YOUR SOLIN GENERATED RECIPE
Baked Lentil-Vegetable Samosas with Mint-Cilantro Sauce
Enjoy these delicious baked samosas featuring a hearty red lentil and vegetable filling wrapped in a light whole wheat crust. Paired with a refreshing mint-cilantro yogurt sauce, this dish is full of vibrant spices and textures, making it a satisfying meal for breakfast, lunch, or dinner.
INGREDIENTS
1 cup Cooked Red Lentils (198g)
1/3 cup Whole Wheat Flour (42g)
1 medium Carrot (50g)
1/4 cup Green Peas (35g)
1 small Potato (50g)
1/4 medium Onion (30g)
1 clove Garlic (3g)
1 tsp Ginger (2g)
1 tsp Olive Oil (5g)
1/2 cup Low-Fat Greek Yogurt (120g)
1 handful Fresh Mint Leaves (5g)
1 handful Fresh Cilantro (5g)
1 tsp Lemon Juice (5g)
Spices (Cumin, Coriander, Salt, Pepper) to taste
PREPARATION
Preheat your oven to 400°F (200°C) and line a baking sheet with parchment paper.
In a pan, heat the olive oil over medium heat. Sauté the finely chopped onion, garlic, and grated ginger until the onion becomes translucent.
Add the diced carrot, potato, and green peas to the pan. Sprinkle in a pinch each of cumin, coriander, salt, and pepper. Cook for 3-4 minutes until the vegetables begin to soften.

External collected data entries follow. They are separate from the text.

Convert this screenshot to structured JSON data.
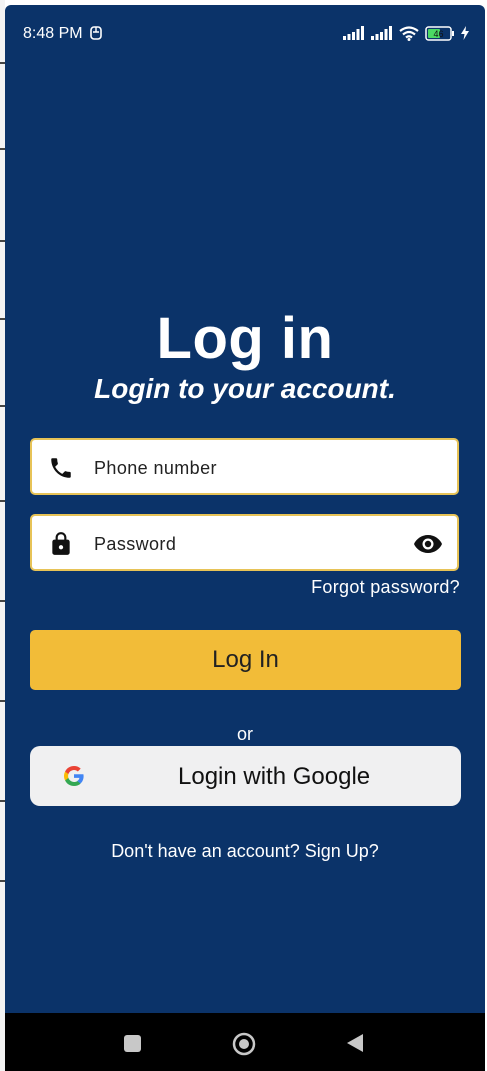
{
  "status_bar": {
    "time": "8:48 PM",
    "battery_level": "46",
    "icons": [
      "notification-icon",
      "signal-icon",
      "signal-icon",
      "wifi-icon",
      "battery-icon",
      "charging-icon"
    ]
  },
  "login": {
    "title": "Log in",
    "subtitle": "Login to your account.",
    "phone_placeholder": "Phone number",
    "password_placeholder": "Password",
    "forgot_password": "Forgot password?",
    "login_button": "Log In",
    "or_text": "or",
    "google_button": "Login with Google",
    "signup_prompt": "Don't have an account? Sign Up?"
  },
  "nav_bar": {
    "icons": [
      "recents-icon",
      "home-icon",
      "back-icon"
    ]
  },
  "colors": {
    "background": "#0b3369",
    "accent": "#f2bc38",
    "field_border": "#e7c357",
    "google_button_bg": "#f0f0f1"
  }
}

Stir in the cooked red lentils and mix well with the vegetables. Remove from heat and allow the filling to cool slightly.
In a separate bowl, combine the whole wheat flour with a little water (if needed) and a pinch of salt to form a pliable dough. Roll the dough out thinly on a lightly floured surface.
Cut the dough into small squares. Spoon a portion of the lentil-vegetable filling onto each square and fold them into triangular samosa shapes, ensuring to seal the edges well.
Place the samosas on the prepared baking sheet and bake in the preheated oven for 20-25 minutes or until golden and crisp.
While the samosas are baking, blend the Greek yogurt, fresh mint, fresh cilantro, and lemon juice in a small bowl to create the mint-cilantro sauce.
Once baked, serve the samosas warm with a side of the mint-cilantro yogurt sauce for dipping.